The tight knit ensemble is led by Chantae Miller as Raylynn, herself a bundle of contradictions. A star student who wants to be class president, she follows her late mother’s advice to stand up to those who would demean her. According to her mom, apathy is a much greater sin than getting into a noble fight, and Raylynn is far from apathetic. The smallest and youngest member of the cast, Miller’s wide eyes take in everything, and her natural confidence fits her take-charge character.

Open and eager for change, she reaches out to a new student, organizes a campus protest and tries to broker peace between opposing forces. Miller’s youthful optimism and energy are delightful to watch, and they make her moments of disconnect – when her character can’t sympathize with others – more stark.

Raylynn announces at the top of the show that she’s going to break some rules that determine who can sit where and who can run for student council. But later, Raylynn’s brother De’Andre (a strong Justin Lee) laments in a heart-wrenching rap that he was arrested because he forgot the unwritten rules about young black men dealing with the police.

While these might sound like stories you’ve heard before, they’re not. They are complicated by Rylynn’s best friend Asha (a dynamite April Paul) who is white but tries desperately to fit in with the black students after forming a bond with her black stepmother.

And Justin (a reserved Ibraheem Farmer), the editor of the school paper who is a smart and studious introvert. He is hesitant to get involved in the controversies about race at school because he has been told that he doesn’t fit with either culture.

And Colin (the extraordinary Casey Hoekstra) the white football player who has recently transferred to the school from South Carolina. An outsider in so many ways, he is thrust into the foreground of the controversial incidents after a fight in the cafeteria. Emotionally and physically hurt, he also feels that he doesn’t belong and doesn’t want to take a side. From the way he plays with the brim of his hat to the volumes he pours into his many monosyllabic lines, Hoekstra gives many jagged layers to his character.

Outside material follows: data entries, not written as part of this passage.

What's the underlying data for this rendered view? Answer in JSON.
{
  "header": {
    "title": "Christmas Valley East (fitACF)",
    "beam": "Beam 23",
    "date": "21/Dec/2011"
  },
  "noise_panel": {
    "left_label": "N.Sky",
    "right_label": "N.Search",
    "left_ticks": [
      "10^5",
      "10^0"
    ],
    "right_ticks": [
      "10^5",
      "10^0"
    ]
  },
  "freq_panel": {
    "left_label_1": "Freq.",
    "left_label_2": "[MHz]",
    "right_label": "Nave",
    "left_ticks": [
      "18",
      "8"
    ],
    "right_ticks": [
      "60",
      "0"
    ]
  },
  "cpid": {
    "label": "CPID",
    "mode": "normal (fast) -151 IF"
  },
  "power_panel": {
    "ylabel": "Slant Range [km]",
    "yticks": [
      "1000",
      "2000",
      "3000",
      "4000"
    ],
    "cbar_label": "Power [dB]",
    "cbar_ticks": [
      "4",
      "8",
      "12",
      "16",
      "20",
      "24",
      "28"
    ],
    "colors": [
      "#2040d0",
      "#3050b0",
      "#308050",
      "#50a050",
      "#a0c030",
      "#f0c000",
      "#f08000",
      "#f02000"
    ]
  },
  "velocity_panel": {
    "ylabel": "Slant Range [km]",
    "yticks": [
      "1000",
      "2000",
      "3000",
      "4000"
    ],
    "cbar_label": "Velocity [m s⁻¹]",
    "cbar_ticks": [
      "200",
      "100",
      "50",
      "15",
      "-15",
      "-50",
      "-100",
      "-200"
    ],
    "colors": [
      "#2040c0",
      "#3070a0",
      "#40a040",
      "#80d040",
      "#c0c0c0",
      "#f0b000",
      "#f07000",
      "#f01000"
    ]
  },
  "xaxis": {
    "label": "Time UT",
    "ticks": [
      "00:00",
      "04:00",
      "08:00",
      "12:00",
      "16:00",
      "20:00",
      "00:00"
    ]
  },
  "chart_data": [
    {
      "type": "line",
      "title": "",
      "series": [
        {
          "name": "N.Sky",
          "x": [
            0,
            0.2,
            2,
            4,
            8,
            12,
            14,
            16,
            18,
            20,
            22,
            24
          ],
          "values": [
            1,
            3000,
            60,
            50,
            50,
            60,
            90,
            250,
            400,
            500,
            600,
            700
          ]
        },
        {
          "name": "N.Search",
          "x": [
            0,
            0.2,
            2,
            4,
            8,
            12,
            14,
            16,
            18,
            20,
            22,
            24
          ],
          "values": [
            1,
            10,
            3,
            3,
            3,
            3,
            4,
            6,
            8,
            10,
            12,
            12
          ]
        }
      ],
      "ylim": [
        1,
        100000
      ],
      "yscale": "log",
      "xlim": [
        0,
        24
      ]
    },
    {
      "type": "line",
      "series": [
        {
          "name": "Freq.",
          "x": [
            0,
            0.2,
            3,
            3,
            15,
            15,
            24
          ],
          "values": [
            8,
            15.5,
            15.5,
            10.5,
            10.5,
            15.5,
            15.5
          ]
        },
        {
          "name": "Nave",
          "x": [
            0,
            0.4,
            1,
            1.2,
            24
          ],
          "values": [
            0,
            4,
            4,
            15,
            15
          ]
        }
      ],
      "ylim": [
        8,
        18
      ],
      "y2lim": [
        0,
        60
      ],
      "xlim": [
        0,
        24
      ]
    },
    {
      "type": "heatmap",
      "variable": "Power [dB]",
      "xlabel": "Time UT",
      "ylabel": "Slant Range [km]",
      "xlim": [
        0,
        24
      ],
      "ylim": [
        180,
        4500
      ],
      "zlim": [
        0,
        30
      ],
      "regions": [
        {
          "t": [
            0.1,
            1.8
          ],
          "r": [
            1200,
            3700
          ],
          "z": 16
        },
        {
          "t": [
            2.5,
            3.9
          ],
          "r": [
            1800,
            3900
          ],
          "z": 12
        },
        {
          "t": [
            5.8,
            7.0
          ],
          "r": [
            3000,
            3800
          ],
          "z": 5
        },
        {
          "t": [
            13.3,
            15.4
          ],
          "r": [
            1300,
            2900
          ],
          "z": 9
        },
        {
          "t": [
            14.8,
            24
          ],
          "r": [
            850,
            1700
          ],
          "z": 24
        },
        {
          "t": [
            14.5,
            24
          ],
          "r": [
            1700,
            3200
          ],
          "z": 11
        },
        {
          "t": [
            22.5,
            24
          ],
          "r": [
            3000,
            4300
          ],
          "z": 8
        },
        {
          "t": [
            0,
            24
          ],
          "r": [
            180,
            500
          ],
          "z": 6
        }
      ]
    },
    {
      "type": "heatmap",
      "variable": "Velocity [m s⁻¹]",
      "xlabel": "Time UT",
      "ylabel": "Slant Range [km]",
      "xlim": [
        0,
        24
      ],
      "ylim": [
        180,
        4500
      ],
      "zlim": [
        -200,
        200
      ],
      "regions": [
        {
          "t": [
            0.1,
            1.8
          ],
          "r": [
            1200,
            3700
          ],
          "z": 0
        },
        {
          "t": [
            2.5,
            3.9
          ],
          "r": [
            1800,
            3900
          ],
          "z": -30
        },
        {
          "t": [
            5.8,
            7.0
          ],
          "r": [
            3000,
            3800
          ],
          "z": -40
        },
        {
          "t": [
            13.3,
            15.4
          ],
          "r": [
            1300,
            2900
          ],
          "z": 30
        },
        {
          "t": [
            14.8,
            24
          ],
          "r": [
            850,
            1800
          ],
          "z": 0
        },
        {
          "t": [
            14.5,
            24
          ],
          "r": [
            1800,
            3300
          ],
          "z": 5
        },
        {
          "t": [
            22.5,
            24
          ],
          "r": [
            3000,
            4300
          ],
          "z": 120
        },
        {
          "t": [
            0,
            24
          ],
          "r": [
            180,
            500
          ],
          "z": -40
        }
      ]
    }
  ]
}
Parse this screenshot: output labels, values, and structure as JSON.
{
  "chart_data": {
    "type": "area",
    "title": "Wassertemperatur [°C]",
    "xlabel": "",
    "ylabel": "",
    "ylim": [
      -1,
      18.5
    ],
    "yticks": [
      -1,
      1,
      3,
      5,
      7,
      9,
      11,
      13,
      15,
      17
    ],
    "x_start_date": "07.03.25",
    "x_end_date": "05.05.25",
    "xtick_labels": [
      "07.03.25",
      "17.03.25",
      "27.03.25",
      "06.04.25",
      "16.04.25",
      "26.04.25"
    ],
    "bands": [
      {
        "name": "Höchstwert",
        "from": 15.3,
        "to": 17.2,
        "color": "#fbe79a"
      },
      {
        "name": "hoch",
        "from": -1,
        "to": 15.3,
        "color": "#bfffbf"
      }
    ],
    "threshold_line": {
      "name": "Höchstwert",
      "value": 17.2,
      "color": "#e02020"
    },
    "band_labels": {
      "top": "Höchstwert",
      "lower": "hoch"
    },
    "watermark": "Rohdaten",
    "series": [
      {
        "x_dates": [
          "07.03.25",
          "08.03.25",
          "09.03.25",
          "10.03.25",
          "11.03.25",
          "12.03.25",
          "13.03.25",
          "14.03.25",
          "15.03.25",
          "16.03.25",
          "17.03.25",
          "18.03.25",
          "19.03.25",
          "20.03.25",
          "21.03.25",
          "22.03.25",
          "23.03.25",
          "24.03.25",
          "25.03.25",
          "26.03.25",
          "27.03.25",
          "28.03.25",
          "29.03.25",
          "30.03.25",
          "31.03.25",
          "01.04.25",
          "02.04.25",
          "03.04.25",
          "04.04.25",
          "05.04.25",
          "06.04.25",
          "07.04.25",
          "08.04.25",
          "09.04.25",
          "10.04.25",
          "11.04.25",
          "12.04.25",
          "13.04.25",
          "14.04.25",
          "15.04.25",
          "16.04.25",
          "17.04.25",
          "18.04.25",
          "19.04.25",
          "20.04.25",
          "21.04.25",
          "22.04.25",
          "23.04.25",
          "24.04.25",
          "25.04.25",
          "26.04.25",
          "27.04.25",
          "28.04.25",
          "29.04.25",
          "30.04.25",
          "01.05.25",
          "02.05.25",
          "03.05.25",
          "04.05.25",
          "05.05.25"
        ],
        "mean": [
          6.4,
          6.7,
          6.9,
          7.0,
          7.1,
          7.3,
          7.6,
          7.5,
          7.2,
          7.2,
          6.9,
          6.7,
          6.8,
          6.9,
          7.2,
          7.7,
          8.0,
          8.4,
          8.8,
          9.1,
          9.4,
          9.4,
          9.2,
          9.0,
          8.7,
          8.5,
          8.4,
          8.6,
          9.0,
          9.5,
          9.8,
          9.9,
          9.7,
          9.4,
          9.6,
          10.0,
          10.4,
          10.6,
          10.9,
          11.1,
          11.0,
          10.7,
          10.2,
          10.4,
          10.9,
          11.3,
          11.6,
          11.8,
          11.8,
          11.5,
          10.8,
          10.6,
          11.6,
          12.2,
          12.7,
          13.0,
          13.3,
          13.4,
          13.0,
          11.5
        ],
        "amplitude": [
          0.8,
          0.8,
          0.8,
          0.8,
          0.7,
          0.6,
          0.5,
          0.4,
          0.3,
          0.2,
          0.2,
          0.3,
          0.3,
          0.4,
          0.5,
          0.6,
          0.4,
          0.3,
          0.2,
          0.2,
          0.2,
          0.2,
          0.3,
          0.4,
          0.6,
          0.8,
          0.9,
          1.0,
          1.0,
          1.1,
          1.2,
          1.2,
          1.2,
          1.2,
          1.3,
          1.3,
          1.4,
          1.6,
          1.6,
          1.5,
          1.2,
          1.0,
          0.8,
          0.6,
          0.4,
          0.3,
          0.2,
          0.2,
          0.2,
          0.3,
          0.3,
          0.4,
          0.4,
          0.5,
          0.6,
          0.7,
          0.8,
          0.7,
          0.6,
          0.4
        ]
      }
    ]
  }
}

Perhaps the most powerful moment in the show comes when Hoekstra and Lee are captured in hot spotlights, trying to explain their side of an altercation to the police. Their lines, almost identical, show two desperate young men with more in common than most would ever imagine.

Director Marti Gobel does an extraordinary job shaping the play and allowing each character to have their moment. Through imaginative staging that keeps the cast onstage for most of the show, she fills in a lot of the blanks in the story – showing the students in a civics classroom, in the hallways, throwing a football around and killing time between periods.

She also keeps the adults at bay; they are disembodied voices or teachers, coaches and parents who are described but not always respected. The fact that the story comes only from teens makes it fresh, and hearing them ask the essential questions of how was this hatred planted, how long has it been going on and how can we stop it, is staggering.

Much like she did in directing "The Brothers Size" at Milwaukee Chamber Theatre last year, Gobel excels here in her use of percussion, movement, stomp dance and playful approaches to language so the performance transcends realism and becomes something more lyrical and ritualistic. Alicia Rice’s choreography also adds to the magical storytelling quality of the piece.

In this divided era of taking sides, I would encourage audiences to see this incredible show not just once, but to see it a few times so you can literally see it from every angle.